Mars Rover Perseverance Hours Away From Daredevil Landing Attempt On Red Planet
02/18/2021 03:23 am ET
The most advanced robotic astrobiology lab ever flown to another world is nearing the end of its seven-month, 293-million-mile journey.
Steve Gorman
PATRICK T. FALLON/AFP VIA GETTY IMAGES
A full scale model of the Mars 2020 Perseverance rover is displayed at NASAs Jet
Propulsion Laboratory on February 16, 2021 in Pasadena, California.
The primary objective of the two-year, $2.7 billion mission is a search for evidence that microbial organisms may have flourished on Mars some 3 billion years ago, when the planet was warmer, wetter and presumably more hospitable to life.

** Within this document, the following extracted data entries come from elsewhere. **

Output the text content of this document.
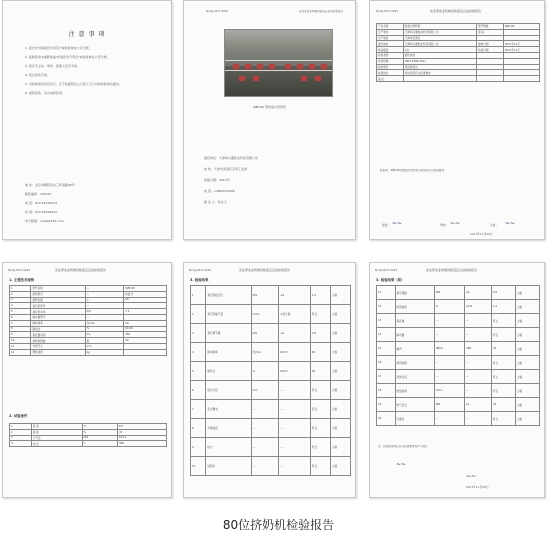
注 意 事 项
1. 报告无"检验报告专用章"或检验单位公章无效。
2. 复制报告未重新加盖"检验报告专用章"或检验单位公章无效。
3. 报告无主检、审核、批准人签字无效。
4. 报告涂改无效。
5. 对检验报告若有异议，应于收到报告之日起十五日内向检验单位提出。
6. 委托检验，仅对来样负责。
地 址：北京市朝阳区东三环南路96号
邮政编码：100122
电 话：010-59199033
传 真：010-59199022
电子邮箱：nmjd@163.com
No.QJ-2017 0293	农业部农业机械试验鉴定总站检验报告
9JBY-80 型转盘式挤奶机
委托单位：天津和兴通牧业科技有限公司
地 址：天津市武清区京滨工业园
检验日期：2017年
电 话：13802070000
联 系 人：杨女士
No.QJ-2017 0293	农业部农业机械试验鉴定总站检验报告
产品名称	转盘式挤奶机	型号规格	9JBY-80
生产单位	天津和兴通牧业科技有限公司	商 标	
生产地址	天津市武清区		
委托单位	天津和兴通牧业科技有限公司	抽样日期	2017年11月
样品数量	1台	检验日期	2017年11月
检验类别	委托检验		
检验依据	GB/T 8186-2011		
检验项目	见检验报告		
检验结论	所检项目符合标准要求		
备 注			
经检验，9JBY-80型转盘式挤奶机所检项目符合标准要求。
批准：	审核：	主检：
2017年11月20日
~~	~~	~~
No.QJ-2017 0293	农业部农业机械试验鉴定总站检验报告
1. 主要技术规格
1	型号名称	—	9JBY-80
2	结构型式	—	转盘式
3	挤奶位数	个	80
4	真空泵型号	—	
5	真空泵功率	kW	7.5
6	脉动器型号	—	
7	脉动频率	次/min	60
8	脉动比	%	60:40
9	集乳器容积	mL	350
10	挤奶杯组数	组	80
11	外形尺寸	mm	
12	整机质量	kg	
2. 试验条件
1	温 度	℃	8.5
2	湿 度	%	45
3	大气压	kPa	101.1
4	电 压	V	380
No.QJ-2017 0293	农业部农业机械试验鉴定总站检验报告
3. 检验结果
1	真空度稳定性	kPa	≤2	1.0	合格
2	真空泵抽气量	L/min	≥设计值	符合	合格
3	真空调节器	kPa	≤2	0.8	合格
4	脉动频率	次/min	60±3	60	合格
5	脉动比	%	60±5	60	合格
6	奶衬口径	mm	—	符合	合格
7	安全要求	—	—	符合	合格
8	外观质量	—	—	符合	合格
9	标志	—	—	符合	合格
10	说明书	—	—	符合	合格
No.QJ-2017 0293	农业部农业机械试验鉴定总站检验报告
3. 检验结果（续）
11	真空管路	kPa	≤2	0.6	合格
12	奶管坡度	%	≥0.8	1.0	合格
13	集乳器	—	—	符合	合格
14	脉动器	—	—	符合	合格
15	噪声	dB(A)	≤80	76	合格
16	挤奶杯组	—	—	符合	合格
17	清洗系统	—	—	符合	合格
18	转盘转速	r/min	—	符合	合格
19	电气安全	MΩ	≥1	50	合格
20	可靠性	—	—	符合	合格
注：检验结果判定符合标准要求的为"合格"。
~~
~~
2017年11月20日
80位挤奶机检验报告
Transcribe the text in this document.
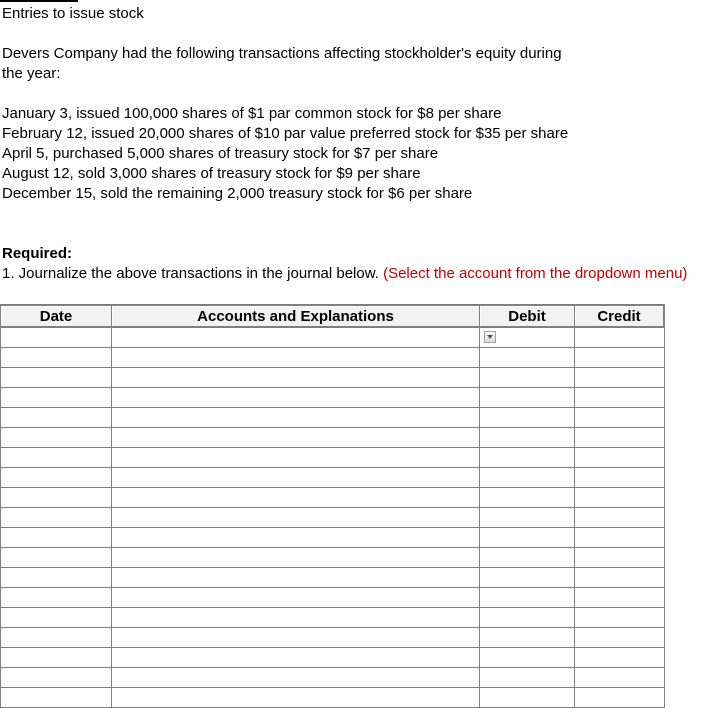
Entries to issue stock
Devers Company had the following transactions affecting stockholder's equity during the year:
January 3, issued 100,000 shares of $1 par common stock for $8 per share
February 12, issued 20,000 shares of $10 par value preferred stock for $35 per share
April 5, purchased 5,000 shares of treasury stock for $7 per share
August 12, sold 3,000 shares of treasury stock for $9 per share
December 15, sold the remaining 2,000 treasury stock for $6 per share
Required:
1. Journalize the above transactions in the journal below. (Select the account from the dropdown menu)
Date	Accounts and Explanations	Debit	Credit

Larger and more sophisticated than any of the four mobile science vehicles NASA landed on Mars before it, Perseverance is designed to extract rock samples for future analysis back on Earth ― the first such specimens ever collected by humankind from another planet.
I can tell you that Perseverance is operating perfectly right now, that all systems are go for landing, Jennifer Trosper, deputy project manager at NASAs Jet Propulsion Laboratory near Los Angeles, told an online briefing.
Mission engineers sent the spacecraft a command on Monday night activating onboard systems for atmospheric entry, descent and landing, Trosper said.